Zamach na zysk NBP (4mld zł) raczej się nie uda, bo wykluczyła to Suchocka-Roguska, mówiąc, że byłoby to możliwe tylko i wyłącznie po nowelizacji budżetu. Premier oczywiście zaprzeczył, że ma takie zakusy.
Razem więc, jak rząd wyskrobie ok. 12 mld zł to będzie to absolutne maksimum przy wielkich wyrzeczeniach.
Oczywiście naszych wyrzeczeniach. Bo jak nic, w wyniku wszystkich działań rządu grozi nam podwyżka paliw, gazu i prądu oraz wszystkiego innego, bo ceny wszystkich towarów zależą od tego. Znaczna podwyżka cen żywności z uwagi na jej brak, złą jakość, problemy z przechowanie oraz z powodu zwiększenia importu, co przy słabnącym złotym odczuwamy już dzisiaj. Jakby tego było mało, po klęsce powodzi, latem grozi nam BLACKOUT, bo jak nic lato w końcu przyjdzie, w końcu zrobi się gorąco i w końcu brak inwestycji w energetyce z powodu przesunięcia kasy na powodzian spowoduje, że cały nasz krajowy system energetyczny padnie. Jak nie w tym, to w następnym roku, bo nigdy jeszcze nie udało się nikomu naciąganie krótkiej kołdry tak, żeby coś spod spodu nie wylazło na wierzch. I tylko modlić się należy, żeby Katla, większy z islandzkich wulkanów nie wybuchł wcale, a jeżeli już, to żeby chociaż wiało wtedy przez miesiąc ze wschodu. I tylko to wg mnie tłumaczy takie nasze ocieplenie stosunków ze wschodnim sąsiadem.
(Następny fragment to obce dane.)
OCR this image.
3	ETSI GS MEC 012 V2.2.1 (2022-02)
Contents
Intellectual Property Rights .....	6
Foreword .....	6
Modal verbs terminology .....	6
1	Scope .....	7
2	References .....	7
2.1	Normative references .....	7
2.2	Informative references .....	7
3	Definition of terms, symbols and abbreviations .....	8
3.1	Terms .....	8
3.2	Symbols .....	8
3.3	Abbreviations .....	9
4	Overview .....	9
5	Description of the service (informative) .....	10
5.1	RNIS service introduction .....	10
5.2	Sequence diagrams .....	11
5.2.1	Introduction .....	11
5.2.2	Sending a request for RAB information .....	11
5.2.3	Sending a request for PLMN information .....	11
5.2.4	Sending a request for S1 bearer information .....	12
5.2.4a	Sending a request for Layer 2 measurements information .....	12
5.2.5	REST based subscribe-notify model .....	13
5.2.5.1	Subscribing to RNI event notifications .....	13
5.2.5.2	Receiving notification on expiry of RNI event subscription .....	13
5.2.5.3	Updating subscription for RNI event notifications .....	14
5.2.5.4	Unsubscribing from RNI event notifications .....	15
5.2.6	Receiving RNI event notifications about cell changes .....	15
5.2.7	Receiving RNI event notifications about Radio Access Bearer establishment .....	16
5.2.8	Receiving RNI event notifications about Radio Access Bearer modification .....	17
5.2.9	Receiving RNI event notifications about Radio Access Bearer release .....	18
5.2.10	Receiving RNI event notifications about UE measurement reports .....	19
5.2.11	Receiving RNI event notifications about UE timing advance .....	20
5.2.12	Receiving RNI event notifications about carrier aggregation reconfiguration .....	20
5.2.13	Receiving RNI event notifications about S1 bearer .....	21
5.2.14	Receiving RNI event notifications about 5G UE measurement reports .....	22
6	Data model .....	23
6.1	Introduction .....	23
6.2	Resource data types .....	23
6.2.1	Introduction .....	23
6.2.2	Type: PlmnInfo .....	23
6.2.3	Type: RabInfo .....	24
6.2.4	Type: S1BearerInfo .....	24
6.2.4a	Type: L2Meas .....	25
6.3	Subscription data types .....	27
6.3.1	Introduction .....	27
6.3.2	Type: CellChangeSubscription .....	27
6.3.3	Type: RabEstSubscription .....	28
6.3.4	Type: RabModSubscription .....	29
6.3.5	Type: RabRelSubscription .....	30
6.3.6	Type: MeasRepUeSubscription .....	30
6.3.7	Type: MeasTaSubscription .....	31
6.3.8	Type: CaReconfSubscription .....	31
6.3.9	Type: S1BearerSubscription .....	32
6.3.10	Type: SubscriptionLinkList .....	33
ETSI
Wiadomo, lepszy wyż niż niż a wiatr wieje z wyżu do niżu (przynajmniej na naszej półkuli), jeżeli więc na wschodzie wyż a nad Islandią niż, to dobra nasza.
Czego Państwu, państwu i sobie życzę.
- Milton Ha - blog
- Zaloguj się, by odpowiadać
4 komentarze
1. że cały nasz krajowy system energetyczny padnie
aaa, o to tez zadbali - do lata Grad spadnie i już NIE BĘDZIE TO NASZA ENERGETYKA.
Maryla
------------------------------------------------------
Stowarzyszenie Blogmedia24.pl
2. o wilku mowa, a GRAD tuż
http://energetyka.wnp.pl/prospekt-emisyjny-taurona-zatwierdzony,111060_1...
Maryla
------------------------------------------------------
Stowarzyszenie Blogmedia24.pl
3. Grad już pada.
Choć u mnie jedynie ten naturalny grad.
Milton Ha
4. Gradobicie
Gradobicie, czyli dobcie energetyki przez Grad'a. A deszcz pada!